{{A common design problem in the U.S. air traffic control system made it possible for a U-2 spy plane to spark a computer glitch that recently grounded or delayed hundreds of Los Angeles area flights, according to an inside account and security experts.}}
In theory, the same vulnerability could have been used by an attacker in a deliberate shut-down, the experts said, though two people familiar with the incident said it would be difficult to replicate the exact conditions.
The error blanked out a broad swath of the southwestern United States, from the West Coast to western Arizona and from southern Nevada to the Mexico border.
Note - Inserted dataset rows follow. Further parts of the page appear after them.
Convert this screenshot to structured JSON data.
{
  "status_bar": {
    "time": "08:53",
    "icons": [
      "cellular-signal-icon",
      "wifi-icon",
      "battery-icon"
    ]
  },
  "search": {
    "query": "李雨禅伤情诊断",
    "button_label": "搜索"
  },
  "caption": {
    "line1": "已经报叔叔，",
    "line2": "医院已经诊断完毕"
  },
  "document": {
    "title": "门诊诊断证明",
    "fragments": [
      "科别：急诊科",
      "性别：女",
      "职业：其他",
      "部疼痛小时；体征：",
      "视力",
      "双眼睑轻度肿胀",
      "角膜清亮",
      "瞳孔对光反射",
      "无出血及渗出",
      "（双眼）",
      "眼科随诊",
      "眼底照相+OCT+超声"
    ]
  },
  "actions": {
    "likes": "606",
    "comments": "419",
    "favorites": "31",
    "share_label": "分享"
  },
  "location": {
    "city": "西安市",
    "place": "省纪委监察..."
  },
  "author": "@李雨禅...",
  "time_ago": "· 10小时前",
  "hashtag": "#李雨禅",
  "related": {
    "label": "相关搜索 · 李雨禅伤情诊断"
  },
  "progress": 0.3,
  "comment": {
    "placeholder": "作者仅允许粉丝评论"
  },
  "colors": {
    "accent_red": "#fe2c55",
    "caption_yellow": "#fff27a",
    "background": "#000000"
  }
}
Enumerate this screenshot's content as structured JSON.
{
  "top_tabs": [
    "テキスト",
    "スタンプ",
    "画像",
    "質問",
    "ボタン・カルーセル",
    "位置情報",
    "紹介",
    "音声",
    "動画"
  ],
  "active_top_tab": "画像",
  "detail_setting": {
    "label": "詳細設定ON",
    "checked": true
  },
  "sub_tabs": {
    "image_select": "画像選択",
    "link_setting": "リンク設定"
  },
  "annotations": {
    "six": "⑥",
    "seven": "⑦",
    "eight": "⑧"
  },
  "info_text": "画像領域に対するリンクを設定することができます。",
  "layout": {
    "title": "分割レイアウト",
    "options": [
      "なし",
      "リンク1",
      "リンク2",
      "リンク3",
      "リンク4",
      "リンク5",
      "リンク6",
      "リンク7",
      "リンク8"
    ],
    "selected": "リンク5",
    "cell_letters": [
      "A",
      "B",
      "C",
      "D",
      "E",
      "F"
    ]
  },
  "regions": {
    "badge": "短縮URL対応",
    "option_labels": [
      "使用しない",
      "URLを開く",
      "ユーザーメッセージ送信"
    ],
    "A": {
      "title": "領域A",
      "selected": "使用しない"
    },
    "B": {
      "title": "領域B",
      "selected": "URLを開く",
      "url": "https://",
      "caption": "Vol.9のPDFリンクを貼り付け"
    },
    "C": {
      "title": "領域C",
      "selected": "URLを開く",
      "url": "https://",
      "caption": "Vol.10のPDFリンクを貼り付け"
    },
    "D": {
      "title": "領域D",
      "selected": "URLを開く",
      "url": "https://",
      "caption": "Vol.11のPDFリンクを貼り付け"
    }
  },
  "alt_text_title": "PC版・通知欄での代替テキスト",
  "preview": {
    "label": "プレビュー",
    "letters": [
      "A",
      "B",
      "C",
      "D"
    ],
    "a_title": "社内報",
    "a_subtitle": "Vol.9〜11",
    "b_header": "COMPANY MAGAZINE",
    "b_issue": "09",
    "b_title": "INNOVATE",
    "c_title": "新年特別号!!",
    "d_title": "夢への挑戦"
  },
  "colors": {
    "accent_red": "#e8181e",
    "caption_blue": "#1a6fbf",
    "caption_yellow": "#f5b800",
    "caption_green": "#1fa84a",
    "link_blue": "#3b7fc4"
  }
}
As aircraft flew through the region, the $2.4 billion system made by Lockheed Martin Corp, cycled off and on trying to fix the error, triggered by a lack of altitude information in the U-2’s flight plan, according to the sources, who were not authorized to speak publicly about the incident.
No accidents or injuries were reported from the April 30 failure, though numerous flights were delayed or canceled.
Lockheed Martin said it conducts “robust testing” on all its systems and referred further questions about the En Route Automation Modernization (ERAM) system to the Federal Aviation Administration.
FAA spokeswoman Laura Brown said the computer had to examine a large number of air routes to “de-conflict the aircraft with lower-altitude flights”.
She said that process “used a large amount of available memory and interrupted the computer’s other flight-processing functions”.
The FAA later set the system to require altitudes for every flight plan and added memory to the system, which should prevent such problems in the future, Brown said.